After downloading, the checkpoint is at:

$MODELS_DIR/model_14999.pt

Note

If you trained locally (see Policy Training (Isaac Lab)), your checkpoints are at:

logs/rsl_rl/dexsuite_kuka_allegro/<timestamp>/model_<iter>.pt

Replace the checkpoint paths in the examples below accordingly.

Single Environment Evaluation#

python isaaclab_arena/evaluation/policy_runner.py \
  --viz newton \
  --presets newton \
  --policy_type rsl_rl \
  --num_steps 800 \
  --checkpoint_path $MODELS_DIR/model_14999.pt \
  dexsuite_lift

At the end of the run, metrics are printed to the console:

Metrics: {'success_rate': 0.75, 'num_episodes': 12}
../../../_images/dexsuite_lift_task.gif

Tip

You can also evaluate a Newton-trained model using PhysX:

python isaaclab_arena/evaluation/policy_runner.py \
  --viz kit \
  --policy_type rsl_rl \
  --num_steps 800 \
  --checkpoint_path $MODELS_DIR/model_14999.pt \
  dexsuite_lift

However, the model behaviour may differ significantly when training and evaluation use different physics backends.
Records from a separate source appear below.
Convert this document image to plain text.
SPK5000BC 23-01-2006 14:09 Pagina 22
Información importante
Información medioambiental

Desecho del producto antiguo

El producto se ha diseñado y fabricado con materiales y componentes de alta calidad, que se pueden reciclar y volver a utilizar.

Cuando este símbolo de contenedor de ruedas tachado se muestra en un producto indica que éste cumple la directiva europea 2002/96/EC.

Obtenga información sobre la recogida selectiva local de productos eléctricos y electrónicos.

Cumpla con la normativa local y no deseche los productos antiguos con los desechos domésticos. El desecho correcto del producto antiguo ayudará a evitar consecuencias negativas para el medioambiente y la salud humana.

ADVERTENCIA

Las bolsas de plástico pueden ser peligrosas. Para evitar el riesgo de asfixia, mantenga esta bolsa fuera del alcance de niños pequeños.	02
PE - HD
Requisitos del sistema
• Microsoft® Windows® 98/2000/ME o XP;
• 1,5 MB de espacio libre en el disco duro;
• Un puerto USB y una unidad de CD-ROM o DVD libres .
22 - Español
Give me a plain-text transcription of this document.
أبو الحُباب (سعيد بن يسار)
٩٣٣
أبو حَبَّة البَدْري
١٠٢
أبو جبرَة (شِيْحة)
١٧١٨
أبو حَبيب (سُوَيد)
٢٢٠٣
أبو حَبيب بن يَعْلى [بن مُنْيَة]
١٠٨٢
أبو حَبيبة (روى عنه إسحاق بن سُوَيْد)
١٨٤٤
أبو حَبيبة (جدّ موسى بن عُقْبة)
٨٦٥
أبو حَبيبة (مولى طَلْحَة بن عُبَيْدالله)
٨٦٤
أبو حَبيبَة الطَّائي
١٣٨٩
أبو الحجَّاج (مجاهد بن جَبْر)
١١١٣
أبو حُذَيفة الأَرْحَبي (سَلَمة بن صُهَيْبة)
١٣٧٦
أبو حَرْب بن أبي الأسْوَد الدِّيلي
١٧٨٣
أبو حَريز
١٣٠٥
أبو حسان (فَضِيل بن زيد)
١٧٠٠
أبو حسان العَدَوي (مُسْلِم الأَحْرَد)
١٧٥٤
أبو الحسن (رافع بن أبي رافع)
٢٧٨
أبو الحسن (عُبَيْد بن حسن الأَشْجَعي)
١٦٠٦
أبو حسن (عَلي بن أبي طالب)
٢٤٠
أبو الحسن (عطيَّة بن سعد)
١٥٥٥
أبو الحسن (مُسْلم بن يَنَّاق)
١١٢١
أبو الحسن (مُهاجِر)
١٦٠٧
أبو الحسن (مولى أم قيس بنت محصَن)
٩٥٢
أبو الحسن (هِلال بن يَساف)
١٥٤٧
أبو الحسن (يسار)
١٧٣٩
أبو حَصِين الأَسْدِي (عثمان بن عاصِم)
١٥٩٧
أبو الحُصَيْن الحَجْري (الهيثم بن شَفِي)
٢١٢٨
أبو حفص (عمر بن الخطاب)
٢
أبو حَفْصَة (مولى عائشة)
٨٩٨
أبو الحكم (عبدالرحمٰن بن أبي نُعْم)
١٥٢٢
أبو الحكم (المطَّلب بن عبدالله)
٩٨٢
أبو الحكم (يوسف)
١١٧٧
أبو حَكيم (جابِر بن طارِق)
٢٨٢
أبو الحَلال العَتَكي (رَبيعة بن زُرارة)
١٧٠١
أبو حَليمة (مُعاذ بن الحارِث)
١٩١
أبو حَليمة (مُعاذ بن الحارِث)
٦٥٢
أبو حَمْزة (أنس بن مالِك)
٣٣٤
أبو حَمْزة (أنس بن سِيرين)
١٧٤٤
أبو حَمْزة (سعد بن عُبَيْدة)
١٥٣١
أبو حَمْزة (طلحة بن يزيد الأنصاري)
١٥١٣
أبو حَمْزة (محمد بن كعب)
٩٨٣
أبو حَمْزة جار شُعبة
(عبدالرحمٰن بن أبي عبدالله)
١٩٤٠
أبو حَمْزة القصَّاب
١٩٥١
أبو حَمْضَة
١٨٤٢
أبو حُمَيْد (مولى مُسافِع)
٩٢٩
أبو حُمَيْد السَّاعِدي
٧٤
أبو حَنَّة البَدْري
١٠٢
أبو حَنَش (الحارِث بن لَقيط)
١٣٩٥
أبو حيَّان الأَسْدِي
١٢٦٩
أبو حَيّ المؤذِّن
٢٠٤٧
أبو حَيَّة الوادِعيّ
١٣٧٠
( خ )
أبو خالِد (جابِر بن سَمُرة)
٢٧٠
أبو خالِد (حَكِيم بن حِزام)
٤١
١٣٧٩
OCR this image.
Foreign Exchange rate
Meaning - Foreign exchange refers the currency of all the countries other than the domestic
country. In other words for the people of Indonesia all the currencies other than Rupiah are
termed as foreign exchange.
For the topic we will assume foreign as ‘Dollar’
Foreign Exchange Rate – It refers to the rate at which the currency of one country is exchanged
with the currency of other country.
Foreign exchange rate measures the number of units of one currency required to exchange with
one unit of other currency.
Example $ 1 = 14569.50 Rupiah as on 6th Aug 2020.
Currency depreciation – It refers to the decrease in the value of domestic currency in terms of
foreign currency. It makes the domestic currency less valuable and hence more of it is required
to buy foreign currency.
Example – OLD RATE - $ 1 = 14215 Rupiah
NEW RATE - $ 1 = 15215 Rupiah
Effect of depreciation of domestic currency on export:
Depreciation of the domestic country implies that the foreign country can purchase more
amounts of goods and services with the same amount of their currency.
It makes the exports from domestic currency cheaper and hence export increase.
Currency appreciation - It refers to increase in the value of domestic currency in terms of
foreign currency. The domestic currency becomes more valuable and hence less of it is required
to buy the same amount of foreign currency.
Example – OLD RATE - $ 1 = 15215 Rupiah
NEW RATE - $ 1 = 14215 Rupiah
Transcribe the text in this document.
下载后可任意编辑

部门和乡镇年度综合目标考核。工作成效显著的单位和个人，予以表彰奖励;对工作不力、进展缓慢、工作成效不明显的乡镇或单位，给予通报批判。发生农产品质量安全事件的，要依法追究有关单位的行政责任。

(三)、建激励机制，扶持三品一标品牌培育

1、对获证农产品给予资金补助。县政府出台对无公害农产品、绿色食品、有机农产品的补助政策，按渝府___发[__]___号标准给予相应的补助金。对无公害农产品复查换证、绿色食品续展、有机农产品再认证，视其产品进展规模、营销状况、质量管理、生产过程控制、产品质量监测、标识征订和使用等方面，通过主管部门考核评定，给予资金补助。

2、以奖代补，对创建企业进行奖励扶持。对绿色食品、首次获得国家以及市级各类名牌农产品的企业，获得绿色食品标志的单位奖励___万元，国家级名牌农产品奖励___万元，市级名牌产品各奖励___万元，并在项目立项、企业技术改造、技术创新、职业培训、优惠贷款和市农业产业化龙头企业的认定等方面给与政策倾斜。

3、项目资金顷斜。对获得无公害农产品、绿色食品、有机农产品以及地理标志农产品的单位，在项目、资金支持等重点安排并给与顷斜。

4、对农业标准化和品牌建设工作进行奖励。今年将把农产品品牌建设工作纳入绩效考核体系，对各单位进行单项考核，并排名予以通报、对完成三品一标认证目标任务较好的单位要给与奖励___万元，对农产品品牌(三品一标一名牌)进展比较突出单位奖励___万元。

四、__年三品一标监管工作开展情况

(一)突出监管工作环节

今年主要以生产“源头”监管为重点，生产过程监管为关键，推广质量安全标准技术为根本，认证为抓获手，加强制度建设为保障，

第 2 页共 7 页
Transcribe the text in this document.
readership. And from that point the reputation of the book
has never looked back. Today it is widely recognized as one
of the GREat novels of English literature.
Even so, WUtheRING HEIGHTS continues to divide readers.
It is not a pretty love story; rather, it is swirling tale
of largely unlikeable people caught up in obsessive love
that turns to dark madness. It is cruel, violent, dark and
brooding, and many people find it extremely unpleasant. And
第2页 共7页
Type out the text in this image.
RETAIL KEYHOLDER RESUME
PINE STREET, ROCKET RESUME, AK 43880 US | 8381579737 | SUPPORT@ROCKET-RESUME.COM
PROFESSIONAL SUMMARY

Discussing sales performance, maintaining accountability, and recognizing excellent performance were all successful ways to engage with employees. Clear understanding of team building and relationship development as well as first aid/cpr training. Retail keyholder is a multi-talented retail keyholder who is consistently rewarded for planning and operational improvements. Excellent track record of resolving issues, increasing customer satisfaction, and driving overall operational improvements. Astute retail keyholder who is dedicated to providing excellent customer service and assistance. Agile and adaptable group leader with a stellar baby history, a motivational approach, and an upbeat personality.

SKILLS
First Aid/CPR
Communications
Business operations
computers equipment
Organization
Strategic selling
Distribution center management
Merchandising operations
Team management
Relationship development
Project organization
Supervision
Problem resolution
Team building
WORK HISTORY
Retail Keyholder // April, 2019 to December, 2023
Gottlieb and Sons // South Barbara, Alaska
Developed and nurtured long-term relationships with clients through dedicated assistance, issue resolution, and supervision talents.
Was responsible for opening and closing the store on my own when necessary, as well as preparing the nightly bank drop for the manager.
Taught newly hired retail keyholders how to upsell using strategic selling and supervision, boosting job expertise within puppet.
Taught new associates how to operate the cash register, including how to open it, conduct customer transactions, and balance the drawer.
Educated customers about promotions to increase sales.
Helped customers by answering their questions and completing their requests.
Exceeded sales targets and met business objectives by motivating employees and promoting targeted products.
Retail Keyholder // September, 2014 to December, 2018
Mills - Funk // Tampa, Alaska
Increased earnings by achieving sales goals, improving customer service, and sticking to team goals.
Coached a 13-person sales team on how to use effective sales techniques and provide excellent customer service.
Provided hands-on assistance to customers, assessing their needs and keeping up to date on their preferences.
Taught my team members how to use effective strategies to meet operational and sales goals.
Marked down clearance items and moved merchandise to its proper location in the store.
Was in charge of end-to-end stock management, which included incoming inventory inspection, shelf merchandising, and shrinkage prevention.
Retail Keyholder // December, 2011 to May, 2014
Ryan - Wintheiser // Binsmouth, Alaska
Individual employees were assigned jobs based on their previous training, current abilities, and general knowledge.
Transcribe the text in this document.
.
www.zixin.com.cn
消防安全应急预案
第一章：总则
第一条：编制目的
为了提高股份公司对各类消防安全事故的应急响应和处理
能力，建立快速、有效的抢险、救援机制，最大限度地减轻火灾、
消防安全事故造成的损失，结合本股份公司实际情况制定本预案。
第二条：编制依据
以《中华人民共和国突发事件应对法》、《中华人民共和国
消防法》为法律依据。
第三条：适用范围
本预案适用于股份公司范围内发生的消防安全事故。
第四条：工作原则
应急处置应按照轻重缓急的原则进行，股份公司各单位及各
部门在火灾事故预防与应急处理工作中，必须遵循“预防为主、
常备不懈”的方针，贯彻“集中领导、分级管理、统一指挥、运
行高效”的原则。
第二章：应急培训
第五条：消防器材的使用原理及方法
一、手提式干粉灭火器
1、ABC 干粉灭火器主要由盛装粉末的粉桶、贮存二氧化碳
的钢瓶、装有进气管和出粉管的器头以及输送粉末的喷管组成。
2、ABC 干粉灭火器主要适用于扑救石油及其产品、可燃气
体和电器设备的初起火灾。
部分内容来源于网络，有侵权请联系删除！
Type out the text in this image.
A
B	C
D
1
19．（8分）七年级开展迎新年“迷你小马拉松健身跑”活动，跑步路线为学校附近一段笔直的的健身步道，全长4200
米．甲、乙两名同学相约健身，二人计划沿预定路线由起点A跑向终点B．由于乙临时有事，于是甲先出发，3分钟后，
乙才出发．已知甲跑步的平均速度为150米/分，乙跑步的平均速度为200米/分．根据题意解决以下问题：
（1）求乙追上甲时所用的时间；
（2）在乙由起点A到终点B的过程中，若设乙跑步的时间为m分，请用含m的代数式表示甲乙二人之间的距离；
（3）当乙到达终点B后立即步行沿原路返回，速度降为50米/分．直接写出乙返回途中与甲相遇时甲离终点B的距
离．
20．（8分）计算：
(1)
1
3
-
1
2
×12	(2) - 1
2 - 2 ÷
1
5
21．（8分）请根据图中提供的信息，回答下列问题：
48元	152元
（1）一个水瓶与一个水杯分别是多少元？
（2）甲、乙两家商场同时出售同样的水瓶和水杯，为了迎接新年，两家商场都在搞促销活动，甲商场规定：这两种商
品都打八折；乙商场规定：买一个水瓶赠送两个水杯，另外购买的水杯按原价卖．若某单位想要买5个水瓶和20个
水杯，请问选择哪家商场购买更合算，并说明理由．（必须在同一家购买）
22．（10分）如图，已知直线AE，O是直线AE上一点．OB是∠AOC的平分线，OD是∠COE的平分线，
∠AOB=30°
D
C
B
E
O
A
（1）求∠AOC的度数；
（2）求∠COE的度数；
The above model, which was trained with Newton, fails to grasp or lift the cube completely when evaluated with PhysX.

Parallel Environment Evaluation#

For statistically significant results, run across many environments in parallel:

python isaaclab_arena/evaluation/policy_runner.py \
  --presets newton \
  --policy_type rsl_rl \
  --num_steps 5000 \
  --num_envs 64 \
  --env_spacing 3 \
  --checkpoint_path $MODELS_DIR/model_14999.pt \
  dexsuite_lift
Metrics: {'success_rate': 0.72, 'num_episodes': 320}

Batch Evaluation#

To evaluate multiple checkpoints in sequence, use eval_runner.py with a JSON config.

1. Create an evaluation config

Create a file eval_config.json:

{
  "jobs": [
    {
      "name": "dexsuite_lift_7500",
      "arena_env_args": {
        "environment": "dexsuite_lift",
        "num_envs": 64,
        "env_spacing": 3
      },
      "num_steps": 5000,
      "policy_type": "rsl_rl",
      "policy_config_dict": {
        "checkpoint_path": "models/isaaclab_arena/dexsuite_lift/model_7500.pt"
      }
    },
    {
      "name": "dexsuite_lift_14999",
      "arena_env_args": {
        "environment": "dexsuite_lift",
        "num_envs": 64,
        "env_spacing": 3
      },
      "num_steps": 5000,
      "policy_type": "rsl_rl",
      "policy_config_dict": {
        "checkpoint_path": "models/isaaclab_arena/dexsuite_lift/model_14999.pt"
      }
    }
  ]
}

2. Run

python isaaclab_arena/evaluation/eval_runner.py --presets newton --eval_jobs_config eval_config.json

Understanding the Metrics#

The dexsuite_lift task reports:

  • success_rate: fraction of episodes where the object reached the target position within 5 cm tolerance.

  • num_episodes: total number of completed episodes.